Perhaps more famous than the “everciduous” trees are the evergreens, a group that includes pines, cedars, hemlocks, and spruces. These trees keep their green leaves (called needles) all year long. Instead of shutting down the production of chlorophyll in the winter months, many evergreens continue to produce and benefit from the chemical, one of the necessary ingredients for photosynthesis. With the energy they produce throughout the winter through photosynthesis, evergreens are able to maintain their needles, which allows them to return to full-capacity energy production immediately when spring rolls around. However, some evergreens do cease photosynthesis during the winter months. These evergreens are usually found at higher altitudes, where the soil isn’t as rich in nutrients. The needles of evergreens are able to store vast quantities of nutrients the trees need to survive. These nutrients are typically already scarce in soils at higher altitudes and even harder to access during the winter months due to the cold temperatures. During this time, evergreens are able to use the nutrients stored in their needled to compensate for the lack of nutrients available in the soil around them.
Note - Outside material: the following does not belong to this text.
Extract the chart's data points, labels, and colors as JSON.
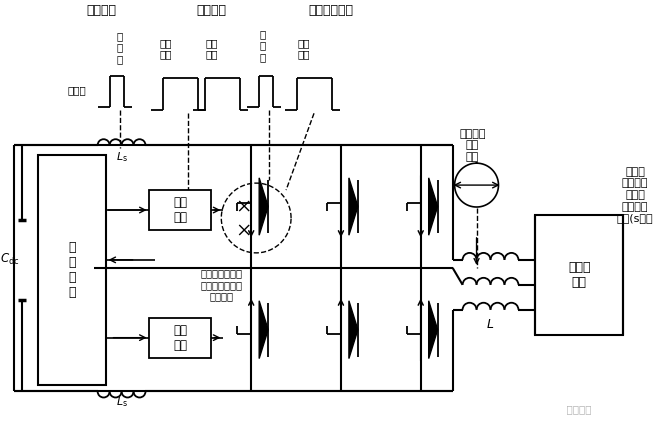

The needle-shaped leaves of conifers also help the tree retain water throughout the season by producing a chemical called cutin, a wax-like substance that traps fluids in the needles and protects them from damage. The needles also produce proteins that act like antifreeze by binding to ice crystals, inhibiting their growth and preventing ice damage. These adaptations are also what allow conifers to succeed in drier climates, like Utah. The cutin they produce to retain water works in cold and hot months, lending itself to the trees’ survival all throughout the year.

There are evolutionary advantages in keeping leaves or in dropping them and the evolutionary pathways of tree species depend on the climate in which they find themselves. Deciduous trees found themselves in situations where it was more appropriate to shed their leaves and wait winters out in a dormant state while evergreens found a different way to pass their winters by. Both are marvelous examples of the natural world at work!